The robot actually belongs to NASA! They lent it to my company because oil & gas surprisingly shares a lot of similarities with space (e.g. opening a valve, opening an airlock), so we were a good fit to test out and improve the robot’s capabilities.

Questions for an environmental PHD student

What did you not enjoy about bushcare, and how does your work now compare with that?

Being a bushcare officer had a lot of awesome things going for it, like organising community events and assessing bushland for ‘Land for Wildlife’, but unfortunately I was working alone (mainly) and I realised how much I love being part of a team. The majority of the work also involved assessing fences for farmers who wanted to fence off bushland on their farms. Although this is great in theory, it just wasn’t for me.
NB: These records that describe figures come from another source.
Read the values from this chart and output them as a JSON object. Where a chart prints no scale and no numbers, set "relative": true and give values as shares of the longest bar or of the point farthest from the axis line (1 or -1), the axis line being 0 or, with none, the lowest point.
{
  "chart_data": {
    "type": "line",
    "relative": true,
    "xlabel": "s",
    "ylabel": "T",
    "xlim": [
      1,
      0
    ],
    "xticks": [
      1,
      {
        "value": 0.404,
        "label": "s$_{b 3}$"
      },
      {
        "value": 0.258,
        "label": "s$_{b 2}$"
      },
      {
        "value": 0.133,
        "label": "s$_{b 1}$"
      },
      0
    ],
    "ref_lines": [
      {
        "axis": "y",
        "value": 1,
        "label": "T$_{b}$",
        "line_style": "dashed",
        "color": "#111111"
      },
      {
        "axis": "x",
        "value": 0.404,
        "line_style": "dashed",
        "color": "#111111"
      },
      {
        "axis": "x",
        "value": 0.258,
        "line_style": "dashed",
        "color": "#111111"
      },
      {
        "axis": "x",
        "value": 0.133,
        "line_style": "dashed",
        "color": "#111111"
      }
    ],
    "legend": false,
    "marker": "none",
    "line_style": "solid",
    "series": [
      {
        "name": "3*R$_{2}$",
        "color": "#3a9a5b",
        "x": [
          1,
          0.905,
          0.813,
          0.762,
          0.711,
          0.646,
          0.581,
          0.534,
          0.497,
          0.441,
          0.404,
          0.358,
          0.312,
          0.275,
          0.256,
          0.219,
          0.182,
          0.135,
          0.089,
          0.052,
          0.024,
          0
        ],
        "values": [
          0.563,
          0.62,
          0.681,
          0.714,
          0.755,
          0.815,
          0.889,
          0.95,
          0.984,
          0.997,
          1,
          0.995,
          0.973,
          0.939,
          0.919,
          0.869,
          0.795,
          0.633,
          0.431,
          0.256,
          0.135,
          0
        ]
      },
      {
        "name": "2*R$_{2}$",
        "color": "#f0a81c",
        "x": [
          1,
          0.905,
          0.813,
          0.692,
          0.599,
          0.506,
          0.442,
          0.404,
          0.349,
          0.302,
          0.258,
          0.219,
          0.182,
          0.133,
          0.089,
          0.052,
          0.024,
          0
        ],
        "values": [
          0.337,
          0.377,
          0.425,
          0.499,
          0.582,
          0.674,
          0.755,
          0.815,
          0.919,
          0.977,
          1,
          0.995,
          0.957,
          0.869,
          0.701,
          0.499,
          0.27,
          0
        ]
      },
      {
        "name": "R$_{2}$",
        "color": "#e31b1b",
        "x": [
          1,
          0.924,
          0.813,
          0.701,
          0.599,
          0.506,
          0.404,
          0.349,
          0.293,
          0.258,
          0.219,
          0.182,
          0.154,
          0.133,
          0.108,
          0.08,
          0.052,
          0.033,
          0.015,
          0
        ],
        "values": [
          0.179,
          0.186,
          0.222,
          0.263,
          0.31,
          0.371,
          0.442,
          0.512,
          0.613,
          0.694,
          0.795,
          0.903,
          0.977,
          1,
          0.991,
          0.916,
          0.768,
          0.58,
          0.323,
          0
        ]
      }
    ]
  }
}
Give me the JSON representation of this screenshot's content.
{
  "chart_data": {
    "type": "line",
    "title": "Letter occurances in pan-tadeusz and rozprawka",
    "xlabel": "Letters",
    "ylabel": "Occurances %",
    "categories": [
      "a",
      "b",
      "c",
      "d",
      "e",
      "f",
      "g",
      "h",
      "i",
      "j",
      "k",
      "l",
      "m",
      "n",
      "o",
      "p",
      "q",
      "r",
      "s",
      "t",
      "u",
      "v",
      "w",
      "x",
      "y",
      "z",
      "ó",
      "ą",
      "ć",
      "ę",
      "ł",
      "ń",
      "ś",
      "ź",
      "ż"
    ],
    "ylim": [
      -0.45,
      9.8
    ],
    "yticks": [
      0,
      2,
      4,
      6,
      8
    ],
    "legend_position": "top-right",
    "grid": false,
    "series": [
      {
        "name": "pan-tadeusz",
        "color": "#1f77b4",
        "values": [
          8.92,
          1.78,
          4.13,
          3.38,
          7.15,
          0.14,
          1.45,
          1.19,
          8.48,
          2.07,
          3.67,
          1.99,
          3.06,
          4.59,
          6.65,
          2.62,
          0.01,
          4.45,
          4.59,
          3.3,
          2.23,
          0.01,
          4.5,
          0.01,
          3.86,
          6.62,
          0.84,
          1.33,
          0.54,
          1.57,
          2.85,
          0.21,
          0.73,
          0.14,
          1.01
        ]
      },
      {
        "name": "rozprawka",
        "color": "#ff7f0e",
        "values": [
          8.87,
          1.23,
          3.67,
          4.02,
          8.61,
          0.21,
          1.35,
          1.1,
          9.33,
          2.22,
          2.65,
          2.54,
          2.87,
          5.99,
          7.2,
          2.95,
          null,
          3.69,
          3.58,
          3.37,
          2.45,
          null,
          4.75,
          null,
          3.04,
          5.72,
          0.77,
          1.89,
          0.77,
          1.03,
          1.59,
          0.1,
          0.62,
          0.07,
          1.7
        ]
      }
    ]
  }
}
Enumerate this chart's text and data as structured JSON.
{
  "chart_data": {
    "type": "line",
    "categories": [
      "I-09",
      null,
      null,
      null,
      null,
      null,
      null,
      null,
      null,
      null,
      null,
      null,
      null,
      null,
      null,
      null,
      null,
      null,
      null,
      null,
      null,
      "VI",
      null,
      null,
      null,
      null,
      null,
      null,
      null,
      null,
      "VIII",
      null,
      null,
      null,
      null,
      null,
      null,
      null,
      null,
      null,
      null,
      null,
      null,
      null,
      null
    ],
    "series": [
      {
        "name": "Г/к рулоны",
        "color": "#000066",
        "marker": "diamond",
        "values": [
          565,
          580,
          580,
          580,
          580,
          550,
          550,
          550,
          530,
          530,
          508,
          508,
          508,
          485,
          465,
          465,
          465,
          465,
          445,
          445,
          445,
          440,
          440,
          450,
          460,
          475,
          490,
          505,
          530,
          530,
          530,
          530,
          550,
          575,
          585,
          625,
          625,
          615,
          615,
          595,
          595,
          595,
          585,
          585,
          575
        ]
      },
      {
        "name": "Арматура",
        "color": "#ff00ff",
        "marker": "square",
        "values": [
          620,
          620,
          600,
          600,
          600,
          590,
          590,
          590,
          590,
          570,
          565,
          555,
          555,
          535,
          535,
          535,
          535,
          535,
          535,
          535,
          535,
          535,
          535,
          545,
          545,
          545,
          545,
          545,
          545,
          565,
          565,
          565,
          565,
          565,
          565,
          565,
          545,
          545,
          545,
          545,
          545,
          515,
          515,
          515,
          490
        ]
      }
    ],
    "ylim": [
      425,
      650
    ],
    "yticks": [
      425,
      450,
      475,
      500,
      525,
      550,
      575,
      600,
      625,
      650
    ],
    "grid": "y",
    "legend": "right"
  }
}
Questions for an ecologist

How do you keep a track on the counting of animals like the red tailed black cockatoos?

Good data management! In the field I had a paper datasheet where I wrote down important information like the date, time, location (GPS coordinates and street address), number of cockatoos, and what they were eating. Then when I got back to the computer I would download the videos to my computer, add the video number to the datasheet, and then add all the data to a big spreadsheet.

What do you think you might do in the future when you finish your PhD?

In order for data to be useful you need at minimum a date, location, and species ID. You can start collecting your own data by writing species observations in a notebook, or by using something like iNaturalist on a phone. You can add the data you collect to projects run by scientists and researchers, which then makes you a Citizen Scientist. It’s a great way to be involved in science from your own backyard or local bushland!

Your research sounds very interesting. Also, was the bird you were banding in that photo a Bower Bird?

Good eye! Yes, that was a Bowerbird! Specifically a young male Satin Bowerbird. Only adult males have shiny blue-black plumage, and the females and juveniles have lovely scalloped green plumage. Did you know that juvenile male bowerbirds will apprentice with an adult male for up to 7 years to learn how to build a bower and impress the ladies? So cool!